MTV Poland
- Country: Poland

Programming
- Picture format: 1080i HDTV (downscaled to 16:9 576i for the SDTV feed)

Ownership
- Owner: Paramount Networks EMEAA

History
- Launched: 7 July 2000; 26 years ago
- Replaced: Atomic TV

Links
- Website: mtv.pl

= MTV Polska =

Polish-language general entertainment channel

MTV Poland is the Polish version of the general entertainment channel MTV. It was launched on July 7, 2000, replacing local music channel Atomic TV. The channel is operated by Paramount Networks EMEAA from its headquarters in Warsaw.

== History ==
The channel broadcasts a number of programming in Polish with either subtitled or dubbed programming from the American and British versions of MTV. The channel is complemented by the local Polish channel MTV Music.
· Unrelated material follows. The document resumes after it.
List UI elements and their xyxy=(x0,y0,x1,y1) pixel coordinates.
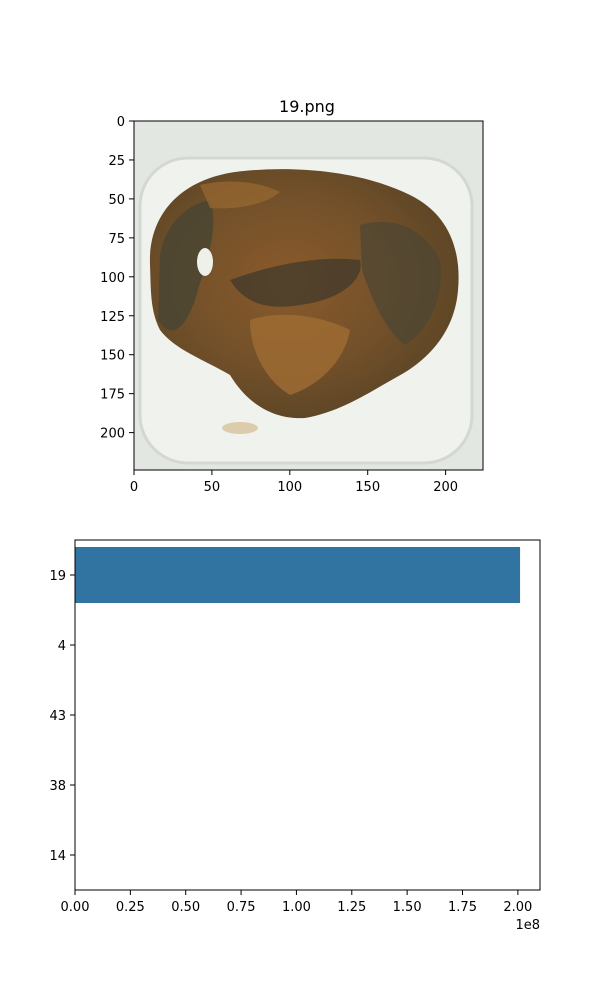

The television broadcasts its programming 24 hours a day, reaching over four million homes across Poland via cable networks and the Cyfrowy Polsat, nc+, and Orange TV platforms. VH1 also operated in Poland, airing older music videos from the 1980s and 1990s, though it also featured songs by artists from the new millennium.
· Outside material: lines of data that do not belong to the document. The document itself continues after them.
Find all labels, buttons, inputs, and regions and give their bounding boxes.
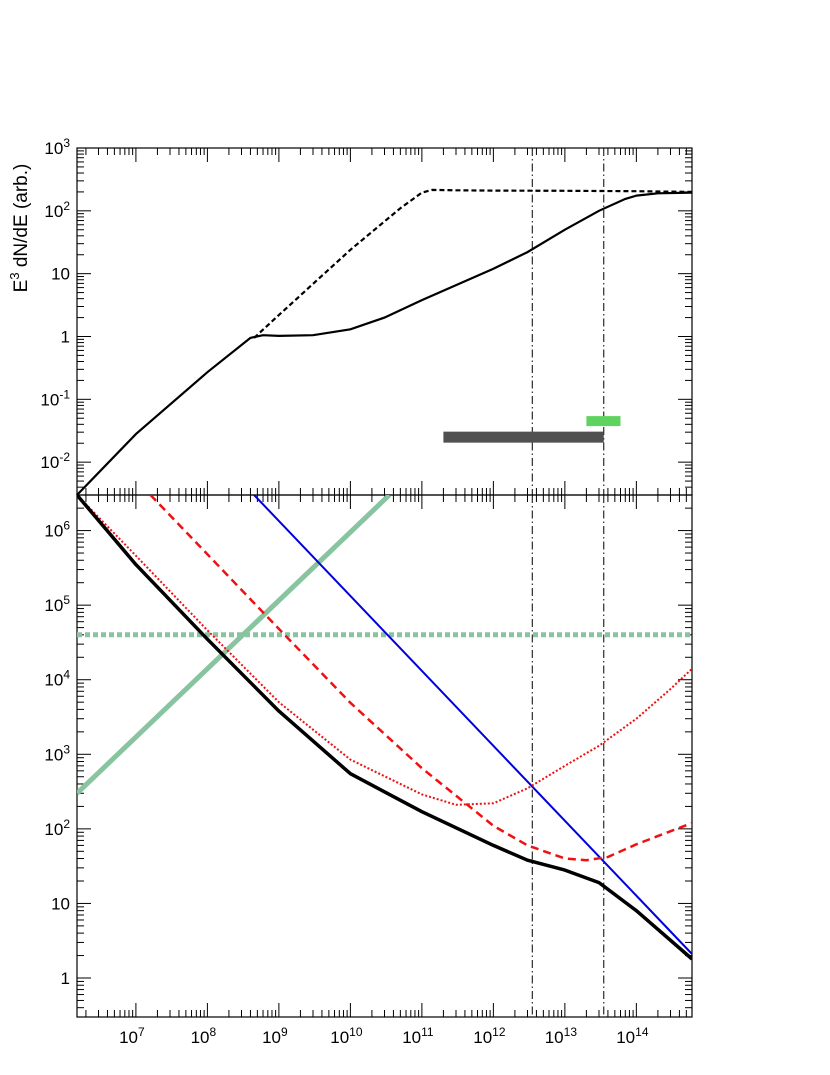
tick-base: 10 [44,671,63,690]
y-tick-label: 102 [44,199,70,221]
y-tick-label: 105 [44,593,70,615]
x-tick-label: 1014 [616,1025,649,1047]
tick-base: 1 [61,969,70,988]
tick-base: 1 [61,327,70,346]
tick-exp: 9 [281,1025,288,1039]
y-label-rest: dN/dE (arb.) [11,164,32,273]
x-tick-label: 1012 [473,1025,506,1047]
tick-base: 10 [44,745,63,764]
y-tick-label: 10 [51,265,70,284]
tick-base: 10 [44,139,63,158]
tick-base: 10 [44,820,63,839]
tick-exp: 3 [63,136,70,150]
x-tick-label: 1011 [402,1025,434,1047]
y-tick-label: 10 [51,894,70,913]
y-tick-label: 1 [61,327,70,346]
x-tick-label: 107 [119,1025,145,1047]
x-tick-label: 1010 [330,1025,363,1047]
tick-exp: -2 [59,450,70,464]
tick-base: 10 [191,1028,210,1047]
tick-exp: 13 [564,1025,578,1039]
tick-base: 10 [44,522,63,541]
y-label-exp: 3 [7,272,22,279]
y-tick-label: 103 [44,136,70,158]
y-label-base: E [11,280,32,293]
tick-base: 10 [44,202,63,221]
tick-base: 10 [616,1028,635,1047]
tick-exp: 4 [63,668,70,682]
chandra-range-bar [586,416,621,427]
tick-base: 10 [40,453,59,472]
tick-base: 10 [40,390,59,409]
tick-base: 10 [330,1028,349,1047]
tick-exp: 8 [210,1025,217,1039]
tick-exp: 6 [63,519,70,533]
spectrum-without-ic-line [253,188,693,339]
ic-nir-line [77,495,692,806]
hess-range-bar [443,431,604,443]
tick-exp: 3 [63,742,70,756]
ic-fir-line [149,495,692,862]
tick-exp: 11 [421,1025,434,1039]
tick-exp: 7 [138,1025,145,1039]
tick-exp: 12 [492,1025,506,1039]
spectrum-with-ic-line [76,191,693,496]
y-axis-label: E3 dN/dE (arb.) [7,164,32,293]
tick-exp: 2 [63,817,70,831]
tick-base: 10 [473,1028,492,1047]
synch-ic-line [77,495,692,961]
tick-base: 10 [262,1028,281,1047]
y-tick-label: 10-1 [40,387,70,409]
plot-frame [76,494,693,1018]
tick-base: 10 [119,1028,138,1047]
x-tick-label: 1013 [545,1025,578,1047]
y-tick-label: 106 [44,519,70,541]
tick-exp: 5 [63,593,70,607]
y-tick-label: 102 [44,817,70,839]
tick-exp: -1 [59,387,70,401]
tick-base: 10 [402,1028,421,1047]
tick-exp: 14 [635,1025,649,1039]
tick-exp: 10 [349,1025,363,1039]
tick-base: 10 [51,265,70,284]
tick-base: 10 [51,894,70,913]
series-group [77,495,692,961]
x-tick-label: 108 [191,1025,217,1047]
ionization-line [77,495,392,796]
tick-base: 10 [545,1028,564,1047]
plot-frame [76,147,693,496]
synchrotron-line [253,495,692,955]
y-tick-label: 103 [44,742,70,764]
y-tick-label: 10-2 [40,450,70,472]
tick-base: 10 [44,596,63,615]
tick-exp: 2 [63,199,70,213]
y-tick-label: 104 [44,668,70,690]
y-tick-label: 1 [61,969,70,988]
x-tick-label: 109 [262,1025,288,1047]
On July 17, 2012, the channel started to broadcast in 16:9 picture format.

On 22 March 2017, the channel began broadcasting in high definition (HD). Two months later, on May 22, the SD version was switched off from the Eutelsat Hot Bird 13E satellite. Since then, only MTV Poland HD has been broadcast from this position.

On September 4, 2018, MTV Poland unified its schedule with the pan-European version, leaving the Polish window between 22:00 CET and 2:00 CET.

The channel was till 17 February 2021 under the jurisdiction of Dutch broadcasting regulator Commissariaat Voor De Media. Since February 2021, MTV Polska has used a broadcasting license from the Czech Republic of RRTV. The channel became a kind of hybrid and has since been available in Hungary, for example, where it shares its time with the local MTV Hungary channel, and commercial breaks are replaced to suit local needs.

As of 31 December 2025, MTV Poland broadcast the "M is for Music" music video series for the last time, the last music video broadcast was "Where Are U Now" Skrillex and Diplo Present Jack U ft. Justin Bieber.

Since January 1, 2026, the channel stopped broadcasting ads.